Giuseppe non ha dunque assistito agli eventi che si sono svolti durante le feste della Pentecoste dell'anno 56.

Per contro, egli era a Gerusalemme durante gli anni 57 e 58; è stato quindi presente alle feste della Pentecoste degli anni 57 e 58; avrebbe assistito agli eventi che avrebbero potuto verificarsi.

Se non parla del tafferuglio di Paolo, non lo si può affermare, ma supporre che sia perché quel tafferuglio si è verificato o nell'anno 56, o nell'anno 55, o persino nell'anno 54. Ha potuto sentirne parlare al suo ritorno, ma la cosa raccontata non poteva avere, ai suoi occhi, l'importanza della cosa vista; e, siccome non era dopo tutto che un evento secondario, si spiega che, anche se lo ha conosciuto, lo abbia passato sotto silenzio.
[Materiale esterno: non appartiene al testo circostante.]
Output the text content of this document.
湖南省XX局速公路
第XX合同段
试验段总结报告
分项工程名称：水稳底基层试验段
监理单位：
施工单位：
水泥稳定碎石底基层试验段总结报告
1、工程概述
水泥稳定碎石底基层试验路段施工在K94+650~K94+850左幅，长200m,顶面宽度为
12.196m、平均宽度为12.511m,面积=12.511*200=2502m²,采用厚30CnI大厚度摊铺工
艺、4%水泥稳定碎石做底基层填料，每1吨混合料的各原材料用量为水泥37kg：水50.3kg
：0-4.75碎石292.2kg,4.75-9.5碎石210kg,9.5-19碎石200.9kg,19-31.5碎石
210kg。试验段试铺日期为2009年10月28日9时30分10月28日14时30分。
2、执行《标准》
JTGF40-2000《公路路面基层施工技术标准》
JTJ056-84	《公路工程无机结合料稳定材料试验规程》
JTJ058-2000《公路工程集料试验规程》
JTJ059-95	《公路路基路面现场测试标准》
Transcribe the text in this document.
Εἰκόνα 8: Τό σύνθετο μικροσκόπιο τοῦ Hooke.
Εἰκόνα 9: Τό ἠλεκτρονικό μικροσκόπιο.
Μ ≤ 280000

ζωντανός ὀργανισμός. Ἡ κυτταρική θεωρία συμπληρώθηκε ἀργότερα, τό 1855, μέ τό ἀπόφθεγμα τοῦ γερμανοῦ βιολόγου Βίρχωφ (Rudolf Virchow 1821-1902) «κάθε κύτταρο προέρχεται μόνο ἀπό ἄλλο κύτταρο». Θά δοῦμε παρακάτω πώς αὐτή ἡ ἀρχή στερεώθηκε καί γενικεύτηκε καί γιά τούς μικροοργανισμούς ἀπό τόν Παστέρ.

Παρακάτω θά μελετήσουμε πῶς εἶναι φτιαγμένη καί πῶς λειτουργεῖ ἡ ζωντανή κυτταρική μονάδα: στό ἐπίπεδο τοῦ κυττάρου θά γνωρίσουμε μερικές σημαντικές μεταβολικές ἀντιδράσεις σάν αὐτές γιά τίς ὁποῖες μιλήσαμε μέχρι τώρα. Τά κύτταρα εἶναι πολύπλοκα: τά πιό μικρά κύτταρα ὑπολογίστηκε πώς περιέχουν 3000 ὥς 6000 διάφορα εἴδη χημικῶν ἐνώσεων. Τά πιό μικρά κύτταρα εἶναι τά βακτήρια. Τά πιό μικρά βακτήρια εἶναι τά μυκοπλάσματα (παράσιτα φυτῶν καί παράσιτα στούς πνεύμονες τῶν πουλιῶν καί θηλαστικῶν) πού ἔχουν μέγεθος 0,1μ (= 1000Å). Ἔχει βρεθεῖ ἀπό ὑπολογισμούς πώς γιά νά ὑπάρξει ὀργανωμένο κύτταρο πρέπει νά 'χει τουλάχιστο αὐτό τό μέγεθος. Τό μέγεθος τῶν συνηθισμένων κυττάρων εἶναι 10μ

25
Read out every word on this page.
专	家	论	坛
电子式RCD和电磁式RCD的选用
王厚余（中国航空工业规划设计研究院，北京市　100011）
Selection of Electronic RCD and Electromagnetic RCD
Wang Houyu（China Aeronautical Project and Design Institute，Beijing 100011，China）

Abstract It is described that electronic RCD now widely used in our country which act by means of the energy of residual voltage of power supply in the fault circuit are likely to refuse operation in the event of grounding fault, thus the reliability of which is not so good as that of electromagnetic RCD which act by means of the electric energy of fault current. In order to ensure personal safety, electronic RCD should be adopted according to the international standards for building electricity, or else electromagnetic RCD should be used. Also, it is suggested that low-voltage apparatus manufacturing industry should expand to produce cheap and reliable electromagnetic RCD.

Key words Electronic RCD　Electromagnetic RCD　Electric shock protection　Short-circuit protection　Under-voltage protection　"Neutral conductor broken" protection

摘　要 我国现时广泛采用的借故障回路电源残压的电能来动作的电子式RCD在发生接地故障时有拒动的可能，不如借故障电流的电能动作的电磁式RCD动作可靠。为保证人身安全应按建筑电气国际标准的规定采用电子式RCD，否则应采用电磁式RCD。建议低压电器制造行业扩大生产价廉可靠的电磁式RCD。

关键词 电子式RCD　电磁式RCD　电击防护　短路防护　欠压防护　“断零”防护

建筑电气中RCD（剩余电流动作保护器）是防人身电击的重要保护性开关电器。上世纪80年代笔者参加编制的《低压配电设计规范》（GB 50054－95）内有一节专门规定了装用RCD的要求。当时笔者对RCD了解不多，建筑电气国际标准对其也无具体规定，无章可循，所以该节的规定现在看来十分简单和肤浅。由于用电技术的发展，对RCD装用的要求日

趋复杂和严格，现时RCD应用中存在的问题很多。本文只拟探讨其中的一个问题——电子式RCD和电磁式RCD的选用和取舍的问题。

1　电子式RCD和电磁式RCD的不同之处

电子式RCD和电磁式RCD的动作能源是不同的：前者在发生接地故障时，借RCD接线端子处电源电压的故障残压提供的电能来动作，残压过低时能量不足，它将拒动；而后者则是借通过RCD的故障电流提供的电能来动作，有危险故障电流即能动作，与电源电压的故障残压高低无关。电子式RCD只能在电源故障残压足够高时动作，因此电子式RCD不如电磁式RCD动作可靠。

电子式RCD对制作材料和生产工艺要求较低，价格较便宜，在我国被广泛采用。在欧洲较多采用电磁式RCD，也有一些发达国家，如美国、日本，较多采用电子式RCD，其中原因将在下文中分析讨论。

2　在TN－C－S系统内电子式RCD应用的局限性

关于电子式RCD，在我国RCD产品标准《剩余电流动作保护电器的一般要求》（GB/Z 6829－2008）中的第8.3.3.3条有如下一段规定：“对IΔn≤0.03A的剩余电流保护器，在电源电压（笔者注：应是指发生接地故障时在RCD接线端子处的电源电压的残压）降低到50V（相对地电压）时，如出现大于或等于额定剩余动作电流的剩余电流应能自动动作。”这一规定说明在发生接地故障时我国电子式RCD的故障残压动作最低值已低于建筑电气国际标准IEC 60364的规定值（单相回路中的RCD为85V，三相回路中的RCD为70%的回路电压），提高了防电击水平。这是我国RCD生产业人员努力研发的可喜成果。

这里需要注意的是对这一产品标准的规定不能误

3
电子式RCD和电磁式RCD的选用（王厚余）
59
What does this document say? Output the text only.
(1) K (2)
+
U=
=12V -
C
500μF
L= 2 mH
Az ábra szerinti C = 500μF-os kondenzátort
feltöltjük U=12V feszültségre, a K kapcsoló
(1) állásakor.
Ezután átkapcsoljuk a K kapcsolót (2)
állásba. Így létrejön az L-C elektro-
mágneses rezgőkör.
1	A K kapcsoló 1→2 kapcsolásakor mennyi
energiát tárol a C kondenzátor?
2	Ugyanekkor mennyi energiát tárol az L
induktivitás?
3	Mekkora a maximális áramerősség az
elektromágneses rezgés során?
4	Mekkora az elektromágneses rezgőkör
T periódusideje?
Riteniamo quindi che il silenzio di Giuseppe sul tafferuglio del Tempio e sull'arresto di Paolo porti non una prova, ma una presunzione che questi eventi si siano svolti mentre egli non era a Gerusalemme, vale a dire al più tardi alla Pentecoste del 56.

Unendo questi tre sincronismi:

editto di Claudio: inverno del 49-50;

proconsolato di Gallione: 51-52;

assenza di Giuseppe: 54-55-56.

stabiliamo la tabella seguente:

inverno del 49-50: editto di Claudio;

primavera del 50: arrivo di Paolo a Corinto;

primavera del 51: arrivo di Gallione;

autunno del 51: partenza di Paolo;

inverno del 51-52: soggiorno ad Antiochia;

primavera del 52-primavera del 55: soggiorno ad Efeso;

inverno del 55-56: secondo soggiorno a Corinto;

Pentecoste 56: arresto a Gerusalemme.


A Roma.

Veniamo ora agli eventi della storia del cristianesimo che si sono svolti a Roma e che Giuseppe avrebbe potuto raccontare. Ne scorgiamo quattro:

le agitazioni messianiche che hanno preceduto e provocato l'editto di Claudio dell'anno 49, di cui abbiamo parlato;

il processo di Paolo, che il nostro sistema cronologico ci fa collocare nel 59-61;

l'incendio di Roma nel luglio del 64 e la «persecuzione» dei cristiani che ne seguì.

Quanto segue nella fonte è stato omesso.